O Exército também criticou o Japão por se comportar da pior maneira perante o lançamento e voltou a advertir que responderá com ações militares contra os sistemas de interceptação japoneses caso tentem derrubar o foguete.
A Coreia do Norte reiterou também que o desenvolvimento pacífico de uma corrida espacial é um direito legítimo de qualquer país soberano e que o lançamento tem como objetivo a prosperidade do regime.
A agência de notícias sul-coreana informou nesta quinta-feira que a Coreia do Norte enviou um esquadrão de caças para uma base aérea próxima à costa leste do país, onde está sendo preparado o lançamento do foguete.
Fontes do governo sul-coreano não-identificadas, citadas pela Yonhap, afirmam que o envio dos aviões parece estar destinado a responder aos movimentos do Japão para interceptar o foguete norte-coreano.
Tóquio ordenou na semana passada a seu Exército que destrua o foguete norte-coreano caso o lançamento falhe e suas partes caiam em território japonês.
Por precaução, o Japão ordenou a mobilização de três navios e de baterias antimísseis ao redor de Tóquio. Os EUA também deixaram de prontidão dois navios com interceptadores de mísseis na base naval de Busan, na Coreia do Sul. A Coreia do Norte advertiu, no entanto, que qualquer interceptação de seu foguete será interpretada como um ato de guerra.
A rede de televisão CNN informou que a Coreia do Norte começou a abastecer com combustível o foguete , citando uma fonte militar de alta patente dos EUA. Especialistas dizem que, com isso, o foguete está pronto para ser lançado dentro de três a quatro dias
A Coreia do Sul, o Japão e os Estados Unidos consideram que o lançamento na verdade disfarça um teste com o míssil de longo alcance Taepodong-2, o que violaria sanções da ONU em vigor desde um teste anterior, em 2006. As três nações acordaram uma "colaboração próxima" caso realmente ocorra o teste. Pyongyang diz que seu objetivo é colocar em órbita um satélite de comunicações, com fins pacíficos. ( A crise com a Coreia do Norte em imagens ).
Japão e EUA reforçam cooperação em caso de foguete norte-coreano Japão pode estender sanções se Coreia do Norte lançar fogueteO governo do Japão poderá prorrogar as sanções à Coreia do Norte, que terminam no próximo dia 13 de abril, por mais um ano mais, caso Pyongyang realmente não recue no lançamento do foguete.
Parlamento do Japão exige à Coreia do Norte que não lance um míssil de longo alcanceO Japão tem atualmente em vigor sanções econômicas contra o regime da Coreia do Norte prorrogadas a cada seis meses e que foram impostas desde o teste nuclear feito por Pyongang em outubro de 2006. Entre outras coisas, as sanções proíbem a importação de produtos norte-coreanos pelo Japão, assim como as exportações de muitos itens japoneses à Coreia do Norte.
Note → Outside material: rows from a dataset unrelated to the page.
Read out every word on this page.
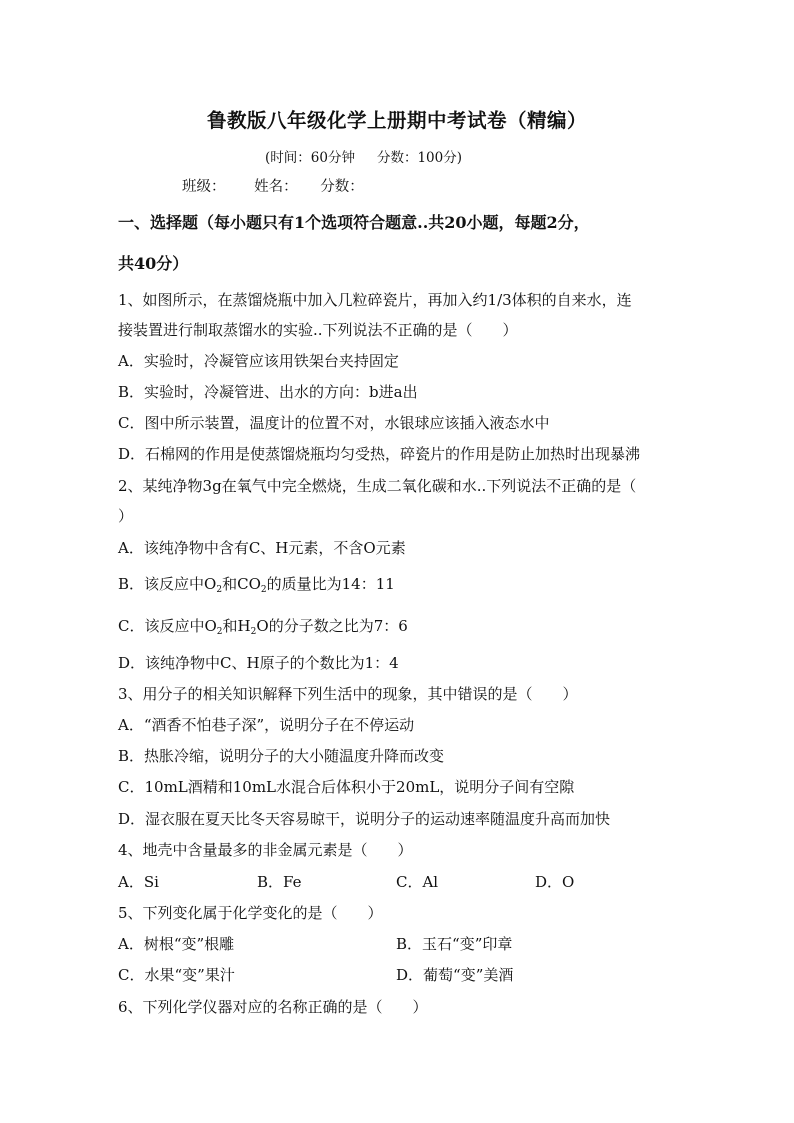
鲁教版八年级化学上册期中考试卷（精编）
(时间：60分钟 分数：100分)
班级： 姓名： 分数：
一、选择题（每小题只有1个选项符合题意..共20小题，每题2分，
共40分）
1、如图所示，在蒸馏烧瓶中加入几粒碎瓷片，再加入约1/3体积的自来水，连
接装置进行制取蒸馏水的实验..下列说法不正确的是（　　）
A．实验时，冷凝管应该用铁架台夹持固定
B．实验时，冷凝管进、出水的方向：b进a出
C．图中所示装置，温度计的位置不对，水银球应该插入液态水中
D．石棉网的作用是使蒸馏烧瓶均匀受热，碎瓷片的作用是防止加热时出现暴沸
2、某纯净物3g在氧气中完全燃烧，生成二氧化碳和水..下列说法不正确的是（
）
A．该纯净物中含有C、H元素，不含O元素
B．该反应中$O_2$和$CO_2$的质量比为14：11
C．该反应中$O_2$和$H_2O$的分子数之比为7：6
D．该纯净物中C、H原子的个数比为1：4
3、用分子的相关知识解释下列生活中的现象，其中错误的是（　　）
A．“酒香不怕巷子深”，说明分子在不停运动
B．热胀冷缩，说明分子的大小随温度升降而改变
C．10mL酒精和10mL水混合后体积小于20mL，说明分子间有空隙
D．湿衣服在夏天比冬天容易晾干，说明分子的运动速率随温度升高而加快
4、地壳中含量最多的非金属元素是（　　）
A．Si	B．Fe	C．Al	D．O
5、下列变化属于化学变化的是（　　）
A．树根“变”根雕	B．玉石“变”印章
C．水果“变”果汁	D．葡萄“变”美酒
6、下列化学仪器对应的名称正确的是（　　）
As restrições também impedem a entrada no Japão de cidadãos da Coreia do Norte, com exceção dos que residam no país, e a exportação de bens de luxo ao regime comunista.
A Coreia do Norte também advertiu, na quarta-feira, que derrubará qualquer avião espião americano que sobrevoe seu território para vigiar o lançamento do satélite .
"Se os mafiosos imperialistas americanos ousarem fazer espionagem aérea, interferindo em nossos preparativos para o lançamento de um satélite com propósitos pacíficos, nossas forças revolucionárias os derrubarão", informou a rádio oficial do regime comunista, citada pela agência de notícias sul-coreana Yonhap.
Trata-se de uma ameaça incomum contra as atividades aéreas de reconhecimento dos aviões espiões americanos e sul-coreanos que sobrevoam de forma rotineira a Coreia do Norte, como indica a agência Yonhap. Segundo o governo de Pyongyang, EUA e Coreia do Sul já fizeram pelo menos 190 missões de espionagem aérea sobre seu território.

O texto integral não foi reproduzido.